Growth Mindset Art Activity
Sometimes when children (or adults!) are experiencing difficulties, it can be hard for them to remember that things won’t stay this way forever. Here is an easy art activity for developing a growth mindset, reminding children that the challenges we face can help us to grow.
Growth Mindset Art Activity
When bad things happen, it is easy to get caught up in despair. Here is an easy activity to remind children that better times are coming. But even more importantly, it teaches them that any difficult situation can be turned into something good. The challenges we face can be opportunities for growth!
For example, if you do poorly on an exam at school, you can use that as an opportunity to improve your study skills. If your best friend moves away, you can get creative at staying in touch – and enjoy developing new friendships as well. If you see an injustice, you can call attention to it and advocate for change.
In every situation, we can take a step back and evaluate how we can use it as an opportunity for growth. This growth mindset can help children learn from failures and challenges, developing resilience.
But how to teach this concept to children? Here is an easy art activity they can do!
- Draw a line across the middle of the paper.
- Below the line, shade the entire area in black. This area represents the dark feelings we sometimes have when we experience something difficult.
- Draw flowers growing up from the dark area.

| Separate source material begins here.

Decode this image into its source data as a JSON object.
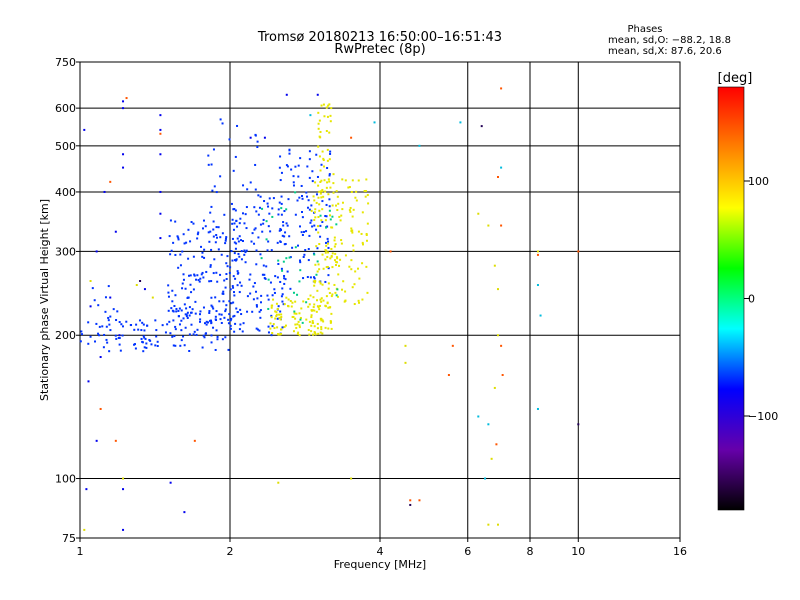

It turns out the shaded area was actually rich, dark soil, helping us to grow!
This is a great visual for kids about what growth mindset is, and that something good can come out of difficulties. (I also love that it helps them re-examine how we often use “dark” to be something negative, when it can also be something very positive!)
Basis for this Activity
This activity was developed as an activity to accompany Bahá’í children’s classes. Specifically, the children were learning about the life of Bahá’u’lláh, the Prophet-Founder of the Bahá’í Faith, and His imprisonment in a terrible underground dungeon, called the Síyáh Chál (“the Black Pit”). Despite the terrible, inhuman conditions of this infamous prison, it was here that Bahá’u’lláh received the the first intimations of His divine mission.
I wanted a way for the children to visualize (in an age appropriate way), what it might have been like in that cold, vermin infested dungeon, which was kept perpetually in darkness. And how from that darkness grew something beautiful, that would form the basis of the Bahá’í religion.
But this activity is applicable in any situation where someone faces a difficulty, showing us how challenges can be opportunities for growth and progress.